All That We See or Seem comes out tomorrow.
That is a series of words I never thought I’d get to write, for so many reasons.
I’ve posted before about my path to publishing. This isn’t going to be that. This is going to be simple, straight-up, gratitude.
I am really, really grateful.
I have two big dreams in life. A myriad of smaller ones, but just the two big ones. One of them is to have one of my books published.
One of my books is getting published tomorrow.
The first, the OG book, the one that started it all.
Dude, that means I’m 50% of the way through my life’s dreams! If I play my cards right, I can get the other knocked out of the park in another year or two, and then – coasting.
(I’m a little bit kidding.)
No, this is Step 1 of the book dream.
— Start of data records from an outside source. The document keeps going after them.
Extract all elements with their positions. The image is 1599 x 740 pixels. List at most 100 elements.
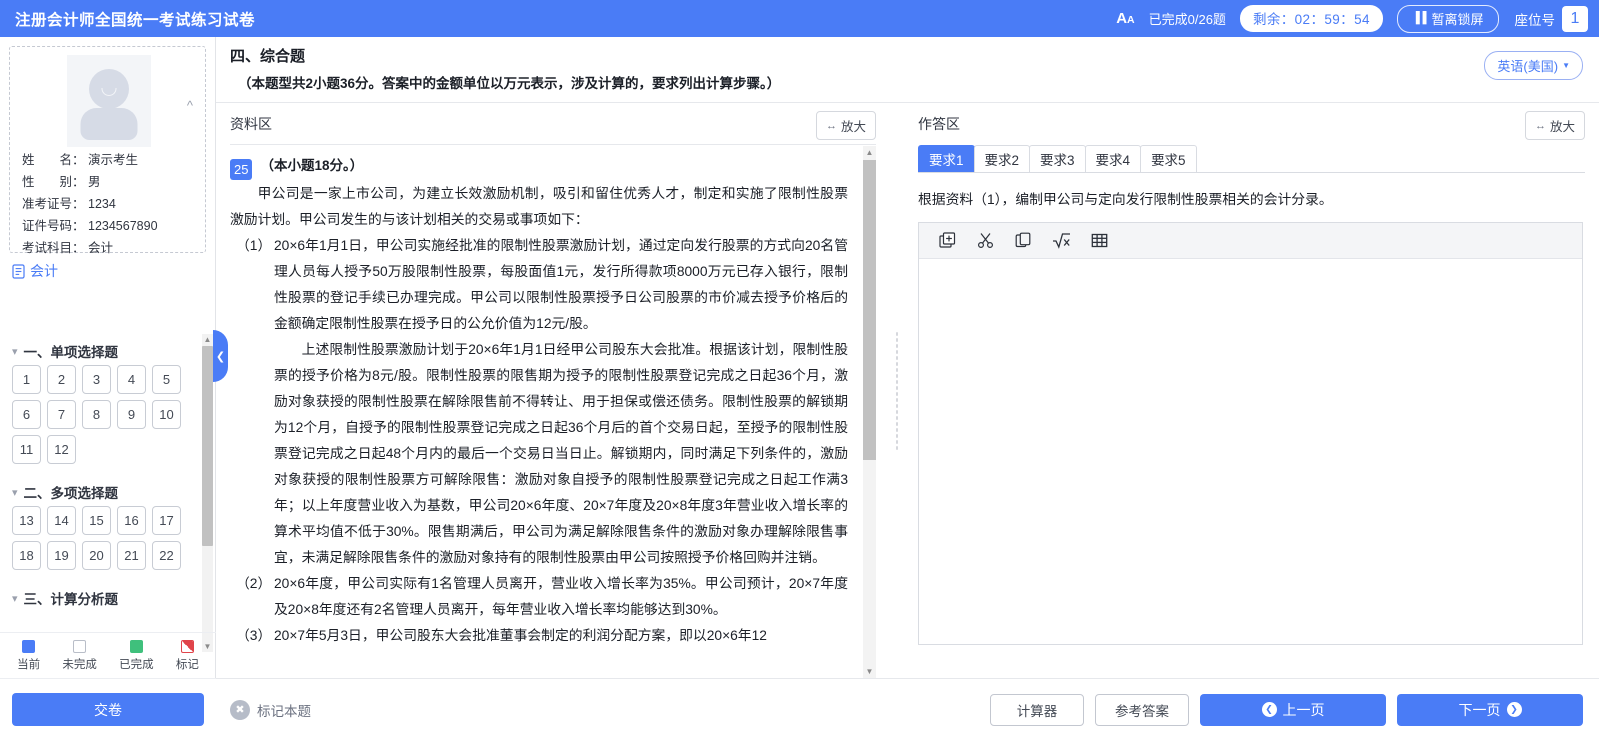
question-button[interactable]: 2 (47, 365, 76, 394)
legend-swatch-complete-icon (129, 639, 143, 653)
list-marker-empty (236, 337, 274, 571)
question-grid-1: 1 2 3 4 5 6 7 8 9 10 11 12 (12, 365, 198, 464)
material-scroll-area[interactable]: 25 （本小题18分。） 甲公司是一家上市公司，为建立长效激励机制，吸引和留住优秀… (230, 145, 858, 678)
nav-section-label: 二、多项选择题 (23, 486, 119, 501)
avatar-wrap: ^ (22, 55, 195, 147)
copy-icon[interactable] (1011, 229, 1035, 253)
chevron-up-icon[interactable]: ^ (187, 99, 193, 112)
legend-item-flagged: 标记 (175, 639, 199, 672)
question-button[interactable]: 8 (82, 400, 111, 429)
question-button[interactable]: 12 (47, 435, 76, 464)
answer-editor (918, 222, 1583, 645)
document-icon (12, 263, 25, 279)
question-button[interactable]: 22 (152, 541, 181, 570)
question-button[interactable]: 15 (82, 506, 111, 535)
pane-resize-handle[interactable] (890, 104, 904, 678)
info-row: 姓 名： 演示考生 (22, 152, 195, 169)
question-button[interactable]: 19 (47, 541, 76, 570)
question-button[interactable]: 18 (12, 541, 41, 570)
question-points: （本小题18分。） (260, 158, 364, 173)
question-button[interactable]: 14 (47, 506, 76, 535)
question-button[interactable]: 20 (82, 541, 111, 570)
legend-label: 未完成 (62, 658, 97, 671)
scroll-up-icon[interactable]: ▲ (202, 334, 213, 345)
bottom-bar: ✖ 标记本题 计算器 参考答案 ❮ 上一页 下一页 ❯ (216, 678, 1599, 740)
countdown-timer: 剩余：02：59：54 (1239, 5, 1383, 32)
chevron-down-icon: ▼ (1562, 61, 1570, 70)
question-button[interactable]: 9 (117, 400, 146, 429)
tab-requirement-5[interactable]: 要求5 (1140, 145, 1197, 172)
legend-item-current: 当前 (17, 639, 40, 672)
tab-requirement-4[interactable]: 要求4 (1084, 145, 1142, 172)
chevron-down-icon: ▾ (12, 592, 18, 605)
prev-page-label: 上一页 (1282, 701, 1325, 718)
info-label: 考试科目： (22, 241, 85, 255)
scrollbar-thumb[interactable] (863, 160, 876, 460)
answer-input-area[interactable] (919, 260, 1582, 644)
info-label: 性 别： (22, 175, 85, 189)
info-value: 会计 (88, 241, 114, 255)
question-button[interactable]: 3 (82, 365, 111, 394)
scroll-up-icon[interactable]: ▲ (863, 146, 876, 159)
scroll-down-icon[interactable]: ▼ (863, 665, 876, 678)
flag-question-button[interactable]: ✖ 标记本题 (230, 699, 311, 720)
prev-page-button[interactable]: ❮ 上一页 (1200, 693, 1386, 726)
list-marker: （2） (236, 576, 272, 591)
info-row: 性 别： 男 (22, 174, 195, 191)
question-button[interactable]: 11 (12, 435, 41, 464)
formula-sqrt-icon[interactable] (1049, 229, 1073, 253)
question-button[interactable]: 4 (117, 365, 146, 394)
legend-label: 标记 (175, 658, 199, 671)
tab-requirement-1[interactable]: 要求1 (918, 145, 975, 172)
main-content: 四、综合题 （本题型共2小题36分。答案中的金额单位以万元表示，涉及计算的，要求… (216, 37, 1599, 678)
chevron-down-icon: ▾ (12, 486, 18, 499)
seat-number: 1 (1562, 5, 1588, 32)
list-marker: （1） (236, 238, 272, 253)
info-value: 1234567890 (88, 219, 158, 233)
nav-section-header-3[interactable]: ▾ 三、计算分析题 (12, 588, 216, 608)
table-icon[interactable] (1087, 229, 1111, 253)
resize-dots-icon (894, 331, 900, 451)
question-button[interactable]: 7 (47, 400, 76, 429)
requirement-text: 根据资料（1），编制甲公司与定向发行限制性股票相关的会计分录。 (918, 192, 1333, 207)
question-button[interactable]: 21 (117, 541, 146, 570)
font-size-icon[interactable]: AA (1116, 11, 1134, 26)
tab-requirement-3[interactable]: 要求3 (1029, 145, 1086, 172)
question-button[interactable]: 5 (152, 365, 181, 394)
avatar-body-icon (80, 108, 137, 140)
question-button[interactable]: 10 (152, 400, 181, 429)
status-legend: 当前 未完成 已完成 标记 (0, 632, 216, 678)
sidebar-collapse-handle[interactable]: ❮ (213, 330, 228, 382)
calculator-button[interactable]: 计算器 (990, 693, 1084, 726)
material-zoom-button[interactable]: ↔ 放大 (815, 111, 876, 140)
sidebar: ^ 姓 名： 演示考生 性 别： 男 准考证号： 1234 证件号码： 1234… (0, 37, 216, 678)
nav-section-header-1[interactable]: ▾ 一、单项选择题 (12, 341, 216, 361)
language-select[interactable]: 英语(美国) ▼ (1484, 51, 1583, 80)
sidebar-scrollbar[interactable]: ▲ ▼ (202, 334, 213, 652)
question-button[interactable]: 13 (12, 506, 41, 535)
material-scrollbar[interactable]: ▲ ▼ (863, 146, 876, 678)
tab-requirement-2[interactable]: 要求2 (973, 145, 1031, 172)
avatar (66, 55, 151, 147)
question-button[interactable]: 6 (12, 400, 41, 429)
question-button[interactable]: 16 (117, 506, 146, 535)
bottom-actions: 计算器 参考答案 ❮ 上一页 下一页 ❯ (990, 693, 1583, 726)
question-button[interactable]: 1 (12, 365, 41, 394)
insert-icon[interactable] (935, 229, 959, 253)
candidate-profile-card: ^ 姓 名： 演示考生 性 别： 男 准考证号： 1234 证件号码： 1234… (9, 46, 206, 255)
reference-answer-button[interactable]: 参考答案 (1095, 693, 1189, 726)
chevron-right-icon: ❯ (1506, 702, 1522, 717)
lock-screen-button[interactable]: ▐▐ 暂离锁屏 (1396, 4, 1499, 33)
next-page-button[interactable]: 下一页 ❯ (1397, 693, 1583, 726)
answer-zoom-button[interactable]: ↔ 放大 (1524, 111, 1585, 140)
question-button[interactable]: 17 (152, 506, 181, 535)
font-size-icon-small: A (1127, 14, 1135, 26)
legend-item-incomplete: 未完成 (62, 639, 97, 672)
cut-scissors-icon[interactable] (973, 229, 997, 253)
nav-section-header-2[interactable]: ▾ 二、多项选择题 (12, 482, 216, 502)
material-pane-header: 资料区 ↔ 放大 (216, 104, 890, 144)
question-number-badge: 25 (230, 159, 253, 180)
scrollbar-thumb[interactable] (202, 346, 213, 546)
submit-exam-button[interactable]: 交卷 (12, 693, 204, 726)
nav-section-label: 三、计算分析题 (23, 592, 119, 607)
It’s a big step, but it’s only the first one. There’s a whole path I want to walk down. A road that disappears into the reeds here and there, but I know it’s driveable. Or walkable. Or crawlable. One way or another, I want to go down that road.
But for the longest time, I was just kind of standing, peering down it. Wondering. Worrying. That first step was a difficult one for me. I’ve written two books since ATWSOS, and they were tricky in their own ways (I don’t think writing books will ever be an easy thing,) but they would not have happened if I had not pushed myself to finish that first book. If I hadn’t shown myself that it was possible. If I hadn’t stepped off the super safe, readily visible cross-street and onto the one that’s calling my name and pulling at my bones and keeping me up at night.
I am really freaking proud of this book. I am. But I know that it is not it for me. It is not the dream, the pinnacle, the culmination. It’s just the key that unlocked the door I’ve been too scared to go through for so many years.
I HAD A WHOLE ROAD METAPHOR GOING THERE. IT WAS SOLID. IT WAS GOLD. WHY DID I CHANGE IT TO A DOOR?
WELL, HERE WE ARE.
BACKSPACE IS FOR COWARDS.
Anyways, I’m grateful. For new roads, for unlocked doors. For the opportunities I have. For the love of words embedded way deep in me that drives me to want this as badly as I do.
So a preemptive happy birthday to my book baby. My firstborn. To Reeve and Bran and Arden and the thousands of secondary characters (only slight exaggeration) who sprang forth from my brain but feel so real to me.
I am full to the brim with hope for everything that will come next, but I will always be glad that this specific book was the first step, the key.
The <insert metaphor for new beginning here>.
Don’t try to figure out what other people want to hear from you; figure out what you have to say. It’s the one and only thing you have to offer.